Kathleen, who you already know well from this site, brings a broader perspective to our conversation. Infertility is only one version of the many paths that bring us together, and Kathleen reminds us of the common ground all of us who are childless-not-by-choice share. I know she’s working on a post about her experience over the weekend, so look out for that soon.
That evening I meet Cathy. She and her husband write Slow Swimmers and Fried Eggs, a blog about living childfree after infertility. In her wonderful post about the weekend, she talks about surviving loss together and the power of community. I spend my time with her talking about going on adventures, learning to sail, and how pole dancing helped her to reconnect and fall back in love with her body after infertility treatments. She is about to begin training as a transformation coach and, as someone I consider to be the queen of reinvention, she’ll be great at it.

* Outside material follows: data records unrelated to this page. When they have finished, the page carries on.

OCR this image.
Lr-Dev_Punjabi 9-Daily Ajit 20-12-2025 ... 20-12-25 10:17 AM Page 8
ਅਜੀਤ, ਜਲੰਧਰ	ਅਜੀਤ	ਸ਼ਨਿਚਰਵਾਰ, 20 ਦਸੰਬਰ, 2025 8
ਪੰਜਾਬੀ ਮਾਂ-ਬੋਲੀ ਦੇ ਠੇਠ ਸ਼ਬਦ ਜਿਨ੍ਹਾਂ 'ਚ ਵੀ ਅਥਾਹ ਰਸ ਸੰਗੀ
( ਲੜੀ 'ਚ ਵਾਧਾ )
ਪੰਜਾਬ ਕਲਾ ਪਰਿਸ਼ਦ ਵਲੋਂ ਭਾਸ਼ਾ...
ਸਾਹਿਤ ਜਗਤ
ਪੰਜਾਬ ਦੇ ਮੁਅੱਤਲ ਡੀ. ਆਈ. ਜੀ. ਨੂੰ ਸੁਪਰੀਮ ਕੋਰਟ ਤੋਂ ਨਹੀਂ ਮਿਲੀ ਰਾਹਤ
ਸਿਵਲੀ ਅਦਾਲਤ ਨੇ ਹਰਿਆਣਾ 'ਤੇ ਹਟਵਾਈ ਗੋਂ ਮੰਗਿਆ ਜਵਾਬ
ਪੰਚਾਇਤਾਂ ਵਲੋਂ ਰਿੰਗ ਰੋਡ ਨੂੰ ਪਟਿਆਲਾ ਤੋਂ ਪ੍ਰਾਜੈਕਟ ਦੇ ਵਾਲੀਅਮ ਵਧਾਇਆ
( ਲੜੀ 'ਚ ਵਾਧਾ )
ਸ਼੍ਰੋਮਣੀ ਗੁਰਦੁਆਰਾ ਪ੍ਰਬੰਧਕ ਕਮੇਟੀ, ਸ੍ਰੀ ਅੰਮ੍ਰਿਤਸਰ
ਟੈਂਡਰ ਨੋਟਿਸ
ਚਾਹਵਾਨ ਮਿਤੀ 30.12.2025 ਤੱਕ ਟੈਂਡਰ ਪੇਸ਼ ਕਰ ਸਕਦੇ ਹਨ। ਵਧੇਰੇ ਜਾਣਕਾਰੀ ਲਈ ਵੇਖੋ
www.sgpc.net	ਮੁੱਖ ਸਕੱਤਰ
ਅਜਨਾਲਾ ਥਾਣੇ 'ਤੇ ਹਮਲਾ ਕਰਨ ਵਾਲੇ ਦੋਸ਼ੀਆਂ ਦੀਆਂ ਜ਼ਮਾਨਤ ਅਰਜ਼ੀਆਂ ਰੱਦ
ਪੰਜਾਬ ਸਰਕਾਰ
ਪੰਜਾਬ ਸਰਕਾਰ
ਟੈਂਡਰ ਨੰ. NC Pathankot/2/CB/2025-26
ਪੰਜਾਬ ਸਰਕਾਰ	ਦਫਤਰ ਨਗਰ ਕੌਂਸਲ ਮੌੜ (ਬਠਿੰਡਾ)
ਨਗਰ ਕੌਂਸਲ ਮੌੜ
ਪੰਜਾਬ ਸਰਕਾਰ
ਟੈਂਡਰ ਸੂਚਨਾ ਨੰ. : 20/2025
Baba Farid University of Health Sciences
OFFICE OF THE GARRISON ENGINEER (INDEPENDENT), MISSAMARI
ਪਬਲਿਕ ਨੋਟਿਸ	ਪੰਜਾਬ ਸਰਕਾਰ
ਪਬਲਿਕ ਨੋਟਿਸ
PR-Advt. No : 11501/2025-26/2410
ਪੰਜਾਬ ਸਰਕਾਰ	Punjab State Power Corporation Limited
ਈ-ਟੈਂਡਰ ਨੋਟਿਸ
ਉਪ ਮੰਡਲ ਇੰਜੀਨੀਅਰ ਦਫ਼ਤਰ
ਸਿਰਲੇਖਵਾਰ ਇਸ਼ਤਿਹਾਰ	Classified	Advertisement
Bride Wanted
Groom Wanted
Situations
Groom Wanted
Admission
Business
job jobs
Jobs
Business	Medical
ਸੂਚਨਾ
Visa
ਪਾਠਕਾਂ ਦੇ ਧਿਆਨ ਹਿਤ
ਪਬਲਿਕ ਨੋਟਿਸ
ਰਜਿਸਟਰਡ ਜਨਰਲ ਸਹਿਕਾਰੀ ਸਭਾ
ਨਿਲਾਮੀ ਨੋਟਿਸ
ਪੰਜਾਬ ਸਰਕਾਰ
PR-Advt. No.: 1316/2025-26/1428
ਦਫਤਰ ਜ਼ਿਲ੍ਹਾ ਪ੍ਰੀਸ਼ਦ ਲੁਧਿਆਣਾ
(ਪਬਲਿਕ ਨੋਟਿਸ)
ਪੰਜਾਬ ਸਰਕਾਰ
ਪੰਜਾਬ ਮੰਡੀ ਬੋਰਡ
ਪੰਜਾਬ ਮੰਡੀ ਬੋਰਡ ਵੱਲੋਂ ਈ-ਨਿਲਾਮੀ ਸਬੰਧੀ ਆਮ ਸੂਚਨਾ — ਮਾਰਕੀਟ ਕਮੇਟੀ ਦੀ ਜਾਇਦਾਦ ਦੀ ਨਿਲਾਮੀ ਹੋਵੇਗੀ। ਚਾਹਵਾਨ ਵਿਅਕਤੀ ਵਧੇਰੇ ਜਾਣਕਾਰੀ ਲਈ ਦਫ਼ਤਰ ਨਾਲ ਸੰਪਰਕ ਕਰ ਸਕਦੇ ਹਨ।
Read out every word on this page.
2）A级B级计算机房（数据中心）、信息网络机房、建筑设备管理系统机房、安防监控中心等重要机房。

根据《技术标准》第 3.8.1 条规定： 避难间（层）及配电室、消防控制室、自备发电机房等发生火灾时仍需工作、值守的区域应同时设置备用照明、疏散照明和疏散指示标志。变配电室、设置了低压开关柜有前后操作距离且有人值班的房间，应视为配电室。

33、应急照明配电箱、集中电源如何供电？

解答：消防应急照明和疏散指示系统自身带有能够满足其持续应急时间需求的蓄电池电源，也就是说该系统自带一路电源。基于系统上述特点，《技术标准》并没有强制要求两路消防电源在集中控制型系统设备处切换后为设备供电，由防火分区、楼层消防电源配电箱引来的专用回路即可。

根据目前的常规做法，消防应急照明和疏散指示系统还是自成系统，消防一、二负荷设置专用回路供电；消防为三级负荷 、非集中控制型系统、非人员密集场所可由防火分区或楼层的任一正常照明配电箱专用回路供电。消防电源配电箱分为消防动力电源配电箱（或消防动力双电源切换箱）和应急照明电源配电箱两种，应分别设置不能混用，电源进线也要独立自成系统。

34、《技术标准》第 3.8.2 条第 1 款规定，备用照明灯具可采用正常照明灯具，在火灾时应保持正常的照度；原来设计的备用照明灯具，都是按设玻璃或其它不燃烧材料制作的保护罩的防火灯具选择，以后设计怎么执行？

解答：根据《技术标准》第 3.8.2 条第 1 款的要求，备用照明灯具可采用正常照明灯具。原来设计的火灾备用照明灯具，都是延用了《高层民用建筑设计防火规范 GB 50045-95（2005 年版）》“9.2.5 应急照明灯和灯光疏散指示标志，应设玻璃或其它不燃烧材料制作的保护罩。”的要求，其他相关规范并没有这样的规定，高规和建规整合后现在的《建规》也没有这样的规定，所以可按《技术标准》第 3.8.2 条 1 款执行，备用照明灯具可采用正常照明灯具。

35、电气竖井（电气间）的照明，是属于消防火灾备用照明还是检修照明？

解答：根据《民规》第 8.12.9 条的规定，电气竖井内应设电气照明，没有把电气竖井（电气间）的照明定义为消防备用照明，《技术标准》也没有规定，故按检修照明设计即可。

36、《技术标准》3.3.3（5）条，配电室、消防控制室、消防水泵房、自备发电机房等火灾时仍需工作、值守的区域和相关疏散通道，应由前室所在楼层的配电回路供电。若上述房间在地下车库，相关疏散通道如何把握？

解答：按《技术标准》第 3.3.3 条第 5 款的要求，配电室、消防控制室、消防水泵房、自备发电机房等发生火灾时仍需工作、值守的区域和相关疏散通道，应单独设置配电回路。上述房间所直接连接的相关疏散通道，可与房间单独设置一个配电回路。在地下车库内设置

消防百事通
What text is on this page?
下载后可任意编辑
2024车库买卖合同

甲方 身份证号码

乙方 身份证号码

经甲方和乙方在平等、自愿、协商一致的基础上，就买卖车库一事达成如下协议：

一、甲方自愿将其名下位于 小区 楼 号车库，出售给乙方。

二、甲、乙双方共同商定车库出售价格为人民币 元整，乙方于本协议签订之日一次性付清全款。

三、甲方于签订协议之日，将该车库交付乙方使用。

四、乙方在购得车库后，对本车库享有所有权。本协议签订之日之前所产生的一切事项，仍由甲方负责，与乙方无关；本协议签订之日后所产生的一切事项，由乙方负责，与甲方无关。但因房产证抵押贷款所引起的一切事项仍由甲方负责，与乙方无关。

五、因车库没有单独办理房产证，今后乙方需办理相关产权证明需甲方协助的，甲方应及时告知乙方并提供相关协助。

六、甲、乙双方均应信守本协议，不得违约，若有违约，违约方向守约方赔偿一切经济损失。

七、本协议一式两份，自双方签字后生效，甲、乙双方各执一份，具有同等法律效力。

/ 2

On Saturday morning Andrea guides us on a stunning hike in Lynn Valley. (The photo is of the terrifying suspension bridge we crossed. Talk about facing your fears!) Andrea is not a blogger, but a self-described “lurker”. What that really means is that she is an ardent supporter of our work and contributes consistently in the comments of our posts. Andrea is an observer, incredibly perceptive and intuitive, a peaceful nucleus to which I find myself gravitating.
By Sunday, our group is tightly bonded. Wine has flowed, stories have been shared, and a deep understanding and admiration of one another has developed. We are joined by “S” a local woman who has heard about the summit and has come to meet us. The seven of us talk together about our experiences, and this is when my history creeps out from under its rock and makes its attack. As I share a story about coming to the end of my fertility treatments, the once-familiar anger and passion spills out and I think, “There it goes. There’s that old wound bursting open, just as I feared it would.”
But in this hotel conference room, I am safe. I am among friends who understand me, who hear me, and who acknowledge that, although “infertile” is not a badge I wear brazenly, it is one I will always carry with me. It will always be one of the many clubs of which I am a member. I am grateful to be among women who understand how, after so many years, I am still not “over it.” And the anger passes, a little more grief purged, and the scar over my old wound remains intact, maybe even stronger than it was before.
To be complete, this story needs a take-away, and for me it is this:
Being heard and understood matters. Telling your story matters. Finding one person who can listen and say “Me too” matters.
And facing the fear of talking openly about things that hurt perhaps matters most of all.
So, no matter how you came to be reading this post today, you are not alone. This website, this community is your safe place to be heard and acknowledged and understood. I encourage you to reach out to one another, to share your stories, and to make real connections. Say yes to the possibility.
There are several regional groups in the Community pages. Consider finding some people in your area and planning an in-person get-together. Because this weekend showed me that there is no substitute for personal interaction, for breaking bread and talking, sharing stories and discovering connections with someone who understands you completely.
I worried that the weekend might cause me to move backwards in my healing, but meeting these women and experiencing the power of connection has set me free from the fear that I might never fully heal. I will. I have. And I will continue to keep moving forward.